Thursday, 22 October 2015 - 4:18pm
I left some trivial comments to a story in the local rag about the possibility of a light rail (or, less euphemistically, "tram") service in Coffs. Preserving here because it's a pretty succinct summary of my views on town planning.
Connecting a Harbour Drive tram service to Rodney Degens' long-ago-proposed commuter rail service on the existing train line, to villages to the north and south of Coffs, is a no-brainer. You'd see a huge increase in local trade, which would also reduce the current losses to the supermarket duopoly and parasitic mall barons. With fares set at a reasonable level and services through the evening, you'd get much less drink driving, and a healthier community generally, with people walking to the nearest station rather than driving door-to-door from home to the mall.

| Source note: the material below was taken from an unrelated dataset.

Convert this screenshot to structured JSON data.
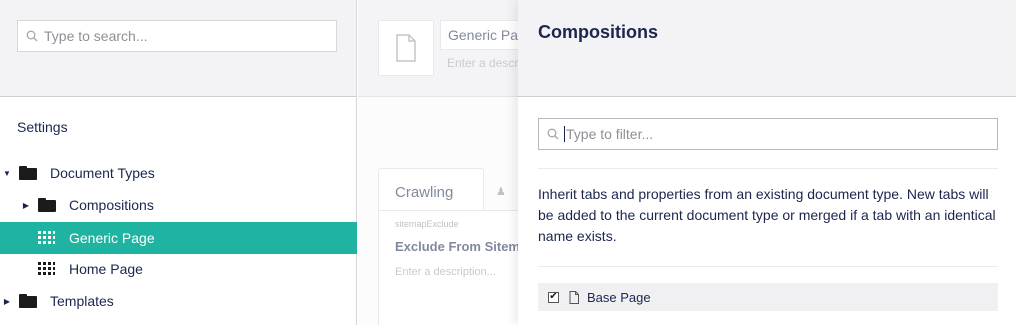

And I agree with [previous and prolific commentor] picman2; the hideous CBD needs be bulldozed and rebuilt from scratch to human scale, rather than multi-story carpark scale. I never thought I would see the words "I agree with picman2", much less write them myself. The situation is that bad.
Then a reply from picman2, asserting that: "The CBD should be very modern with multi levels though. Coffs Harbour has no real historic streets of store buildings to protect so they may as well go ultra modern." To which I replied:
There's nothing modern about shopping malls. As pointless overconsumption shifts to Ebay and Amazon, big box malls are becoming white elephants. Planners need to think about creating nice places to spend time in, in order to retain some semblance of a local retail economy. Otherwise consumers will retreat to their Colorbond fortresses to wait for their packages of tomorrow's garbage to arrive from cyberspace.